Testing should prove the changed behavior, not just inflate coverage.
- Test the behavior that changed.
- Prefer fast tests close to the changed logic.
- Add broader integration or end-to-end coverage when the risk crosses boundaries.
- Mock external systems, not the behavior under test.
- Keep tests deterministic and side-effect-safe.
Coverage is a guardrail, not the goal.
Use thresholds if the repo needs them, but do not confuse line coverage with confidence. A smaller number of targeted tests is better than broad but shallow assertions.

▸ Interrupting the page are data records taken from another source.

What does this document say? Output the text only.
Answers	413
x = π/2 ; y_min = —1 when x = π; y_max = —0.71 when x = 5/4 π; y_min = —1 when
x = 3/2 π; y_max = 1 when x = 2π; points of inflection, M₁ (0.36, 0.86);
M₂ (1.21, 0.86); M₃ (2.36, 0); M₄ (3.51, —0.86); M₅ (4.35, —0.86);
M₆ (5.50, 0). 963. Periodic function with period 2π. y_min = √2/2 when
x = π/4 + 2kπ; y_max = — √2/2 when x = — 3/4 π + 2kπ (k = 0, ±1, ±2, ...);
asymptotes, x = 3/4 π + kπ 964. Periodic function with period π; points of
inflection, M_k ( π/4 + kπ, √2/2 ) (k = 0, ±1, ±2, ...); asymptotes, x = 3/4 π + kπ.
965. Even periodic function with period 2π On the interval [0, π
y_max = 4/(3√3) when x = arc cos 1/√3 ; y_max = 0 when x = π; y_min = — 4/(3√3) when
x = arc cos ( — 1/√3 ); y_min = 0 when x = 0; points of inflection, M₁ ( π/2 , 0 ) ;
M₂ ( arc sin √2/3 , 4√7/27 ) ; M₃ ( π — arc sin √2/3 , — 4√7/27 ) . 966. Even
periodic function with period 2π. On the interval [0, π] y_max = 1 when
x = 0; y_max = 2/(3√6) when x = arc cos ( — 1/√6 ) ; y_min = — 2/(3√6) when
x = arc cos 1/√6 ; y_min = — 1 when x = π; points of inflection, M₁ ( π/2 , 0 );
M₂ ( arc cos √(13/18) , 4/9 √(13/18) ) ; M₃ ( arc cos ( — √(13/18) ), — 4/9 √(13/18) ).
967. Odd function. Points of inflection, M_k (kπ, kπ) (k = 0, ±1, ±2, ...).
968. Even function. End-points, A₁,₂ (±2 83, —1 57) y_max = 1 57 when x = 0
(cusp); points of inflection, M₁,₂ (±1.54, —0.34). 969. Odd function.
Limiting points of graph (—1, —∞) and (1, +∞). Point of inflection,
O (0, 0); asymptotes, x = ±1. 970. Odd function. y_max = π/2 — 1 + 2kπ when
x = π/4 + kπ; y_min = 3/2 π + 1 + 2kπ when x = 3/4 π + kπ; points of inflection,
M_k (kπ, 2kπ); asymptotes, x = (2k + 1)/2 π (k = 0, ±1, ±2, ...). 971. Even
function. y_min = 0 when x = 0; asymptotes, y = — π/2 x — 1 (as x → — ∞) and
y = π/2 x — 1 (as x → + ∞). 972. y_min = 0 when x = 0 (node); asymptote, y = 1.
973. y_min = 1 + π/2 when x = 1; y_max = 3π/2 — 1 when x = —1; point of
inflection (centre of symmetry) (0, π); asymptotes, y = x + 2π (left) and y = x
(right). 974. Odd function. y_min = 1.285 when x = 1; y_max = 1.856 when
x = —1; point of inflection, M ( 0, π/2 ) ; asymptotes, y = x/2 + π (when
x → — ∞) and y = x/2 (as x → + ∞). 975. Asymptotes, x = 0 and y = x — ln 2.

Always consider tests for:
- public interfaces
- business rules and state transitions
- edge cases and invalid inputs
- failure paths and recovery behavior
- security-sensitive logic
- automation scripts that transform or move important data
For scripts, agents, and pipelines, prefer some combination of:
- unit tests for parsing or decision logic
- dry-run modes
- fixtures or golden files
- temp-directory integration tests
- explicit assertions that tracked runtime state is not mutated unintentionally
| Change type | Minimum expectation |
|---|---|
| pure logic refactor | existing tests still pass, add unit tests if behavior was untested |
| new feature | tests for the new behavior and main failure mode |
| bug fix | regression test that would have caught the bug |
| workflow or policy change | validation command or fixture proving the new rule |
| external-state automation | dry-run and temp-path validation |
- keep fixtures minimal
- name tests by behavior
- reset mocks and temp state between tests
- never depend on production data
- avoid flaky network-dependent tests in PR-required CI
A PR should not rely on reviewers to imagine the test plan. State what was validated and why that level of validation is sufficient.